For all possible paths, the implementation can be a bit weird. Since the time complexity is going to be very high anyways with creating all the lists, you may as well iterate by checking the state of each node every iteration since it simplifies it. So you end up with a Kahn’s algorithm but you don’t need the queue.

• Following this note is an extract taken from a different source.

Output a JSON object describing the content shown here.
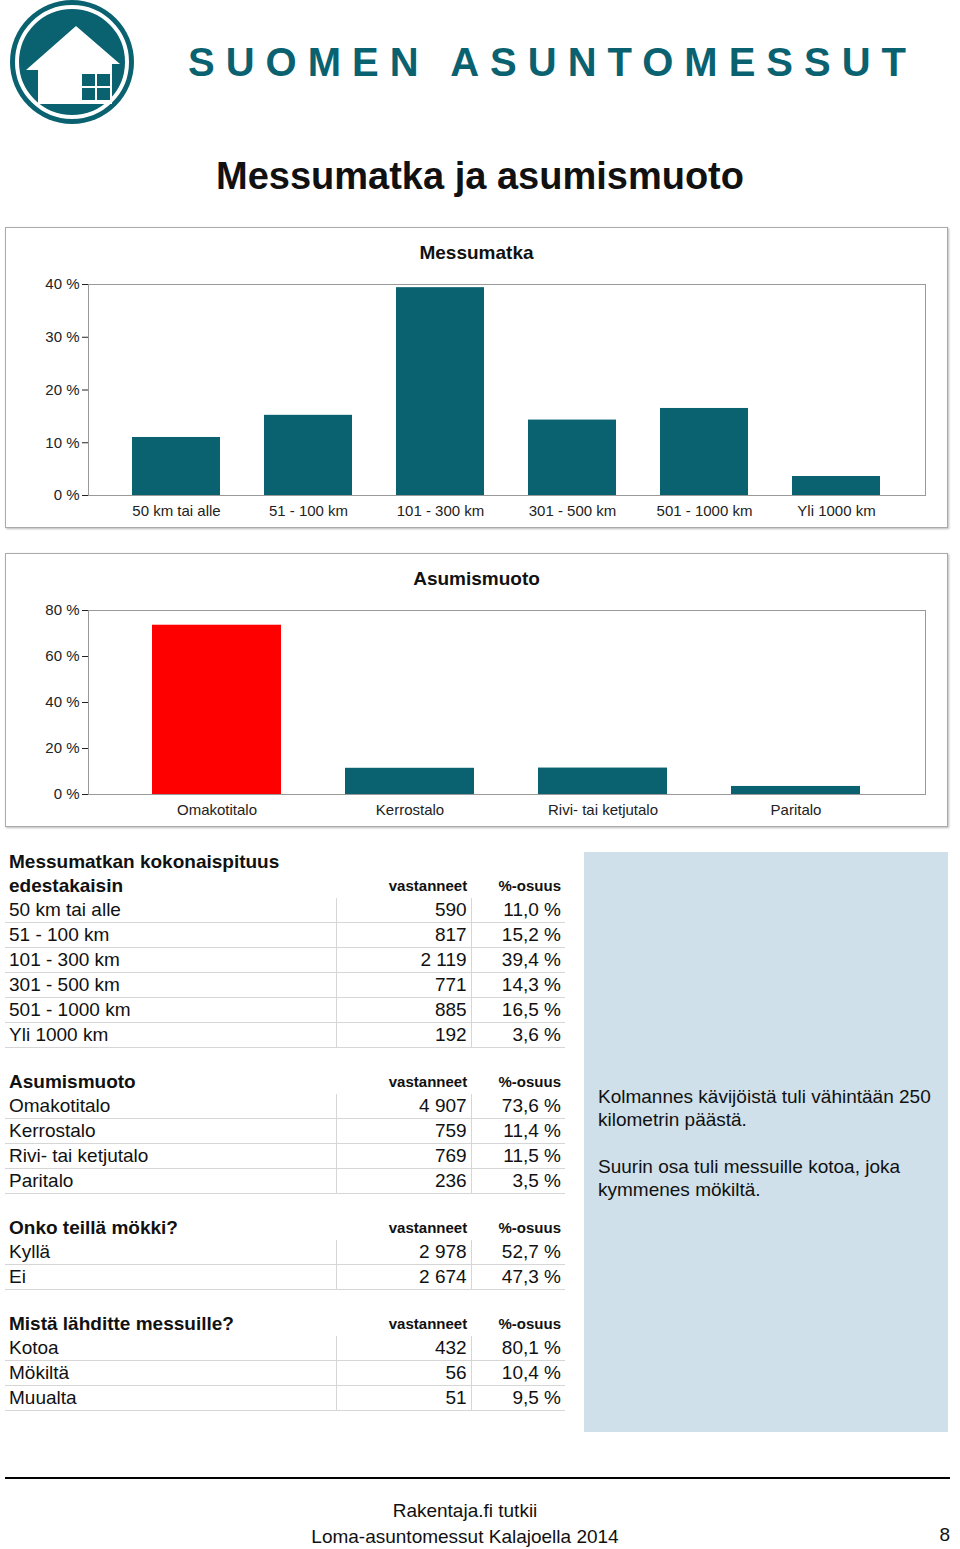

def all_top_sorts(adj_list: List[List[int]], N: int) -> List[List[int]]:
    in_degree = [0] * N
    for neighbors in adj_list:
        for node in neighbors:
            in_degree[node] += 1
 
    visited = [False] * N
    results: List[List[int]] = []
 
    def backtrack(path: List[int]) -> None:
        if len(path) == N:
            results.append(list(path))
            return
 
        for i in range(N):
            if not visited[i] and in_degree[i] == 0:
                visited[i] = True
                path.append(i)
                for neighbor in adj_list[i]:
                    in_degree[neighbor] -= 1
 
                backtrack(path)
 
                visited[i] = False
                path.pop()
                for neighbor in adj_list[i]:
                    in_degree[neighbor] += 1
 
    backtrack([])
    return results

Conclusion

In this article we went over what a topological sort is, the two fundamental approaches, and a number of variations. Topological sort problems are not always obvious, particularly when it is not clear the problem state is actually a graph. They tend to be useful in problems that require an ordering of some kind.